Inaczej jest w sytuacji, gdy do przestępstwa dojdzie na statku, który tylko przepływa przez morze terytorialne - w takim przypadku w zależności od przestępstwa albo będzie obowiązywało prawo państwa bandery, albo prawo państwa nadbrzeżnego. W takiej sytuacji państwo nadbrzeżne - jak podkreśla ekspert - może wykonywać swoją jurysdykcję, jeżeli:

  • kapitan statku, przedstawiciel dyplomatyczny lub urzędnik konsularny państwa bandery statku zwraca się do miejscowych organów z prośbą o pomoc; lub
  • podjęcie takich działań jest konieczne do zwalczania nielegalnego handlu narkotykami lub substancjami psychotropowymi.

 

Jeszcze inaczej jest, gdy czyn zabroniony zostanie popełniony na morzu otwartym. Tu już obowiązywać będzie prawo państwa bandery.

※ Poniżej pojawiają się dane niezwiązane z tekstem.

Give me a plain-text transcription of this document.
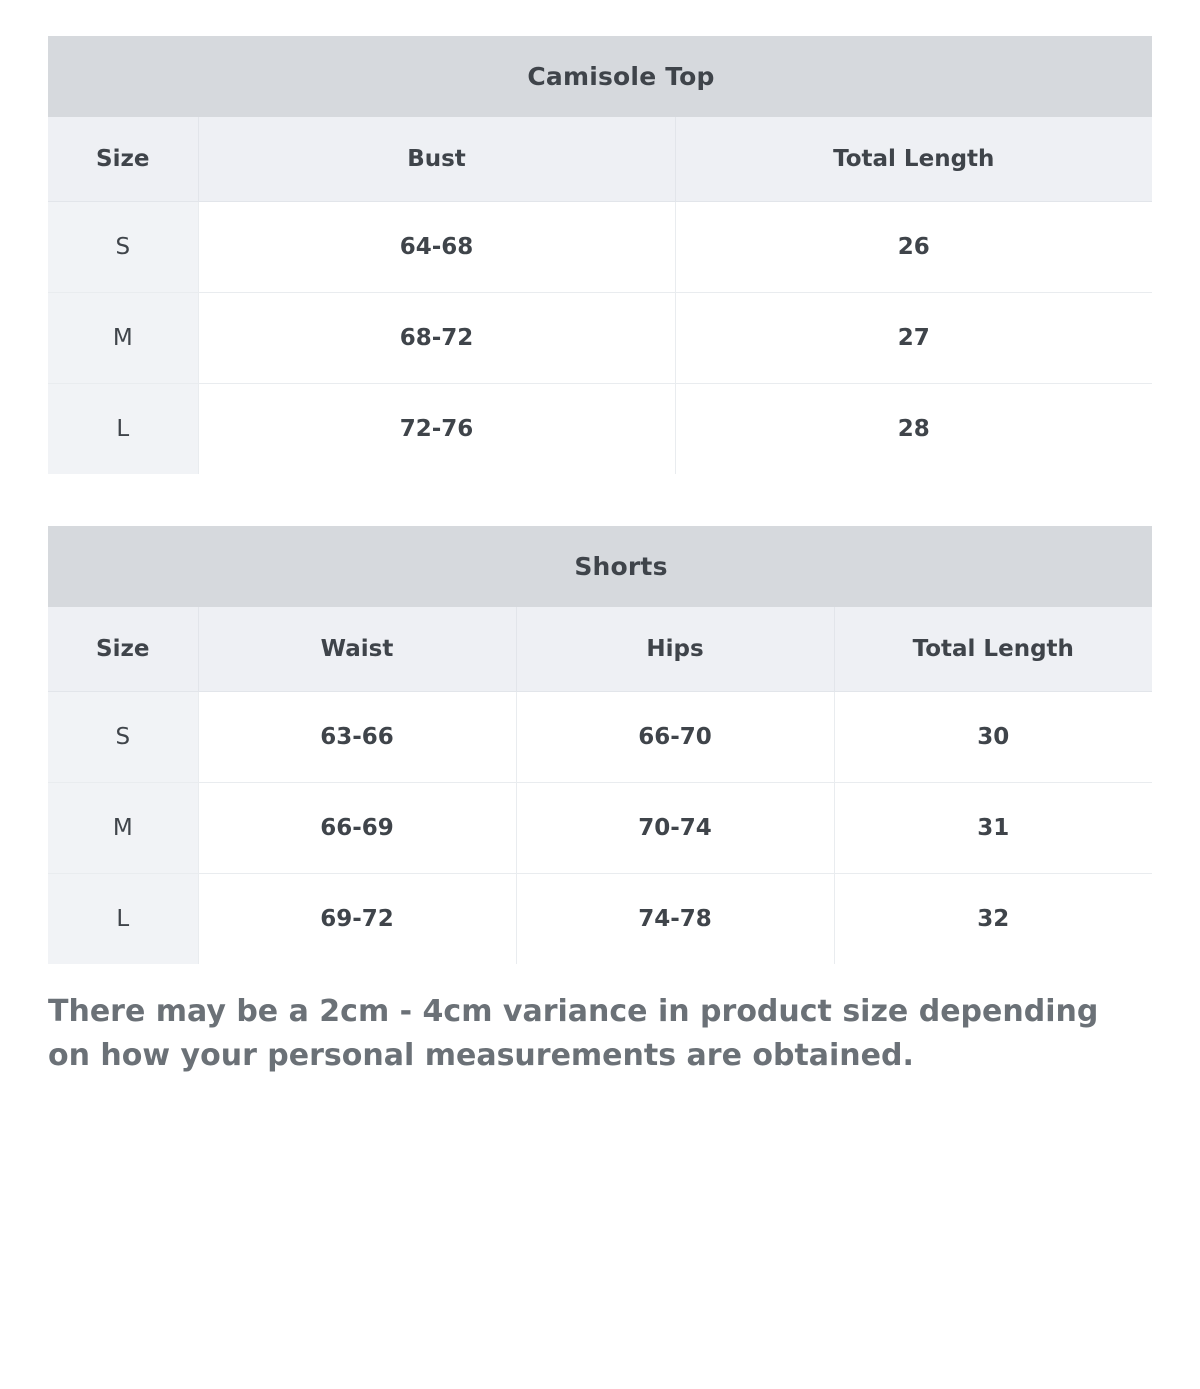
Camisole Top		
Size	Bust	Total Length
S	64-68	26
M	68-72	27
L	72-76	28
Shorts			
Size	Waist	Hips	Total Length
S	63-66	66-70	30
M	66-69	70-74	31
L	69-72	74-78	32

There may be a 2cm - 4cm variance in product size depending on how your personal measurements are obtained.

- Ewentualne ograniczenie w tym zakresie ma prawo wizyty i rewizji, ale może być ono stosowane tylko w wyjątkowych przypadkach, jak np. handel ludźmi, piractwo, a sama rewizja może być dokonana tylko przez okręty wojenne - tłumaczy Mariusz Królczyk. - Warto również zwrócić uwagę na fakt, że gdyby doszło do wypadku morskiego na morzu otwartym, to tutaj pociągnięcie do odpowiedzialności karnej  takiej osoby może nastąpić wyłącznie przed władzami sądowymi lub administracyjnymi państwa bandery albo państwa, którego obywatelstwo posiada ta osoba - podkreśla Królczyk.

 

Właściwość sądu i stosowane prawo warto wpisać do umowy

Państwo bandery będzie miało wpływ również na sytuację pracowników na statku, choć kwestie te można modyfikować w umowie lub zbiorowych układach pracy. Jeżeli jednak nie zostanie to sprecyzowane, zastosowanie będzie miało prawo państwa bandery.

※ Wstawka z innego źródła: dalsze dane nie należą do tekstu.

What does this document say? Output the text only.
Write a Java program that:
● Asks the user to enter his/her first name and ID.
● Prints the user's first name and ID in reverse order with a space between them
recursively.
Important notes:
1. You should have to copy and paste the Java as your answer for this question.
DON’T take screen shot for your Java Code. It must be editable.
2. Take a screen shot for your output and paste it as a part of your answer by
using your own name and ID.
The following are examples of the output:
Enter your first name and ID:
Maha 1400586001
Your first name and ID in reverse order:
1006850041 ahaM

- Bardzo doniosłe znaczenie w morskim prawie pracy ma Konwencja o pracy na morzu (Konwencja MLC) z 2006 r. Wysypy Bahama są także stroną Konwencji. Konwencja reguluje większość spraw związanych z pracą na morzu, w niektórych przypadkach odsyła jednak do prawa państwa bandery. Przykładowo prawo bandery może ograniczyć zobowiązania armatora do pokrywania kosztów opieki medycznej i zakwaterowania z wyżywieniem oraz kosztów pogrzebu w zakresie w jakim zobowiązania te przejmują władze publiczne - tłumaczy Mariusz Królczyk.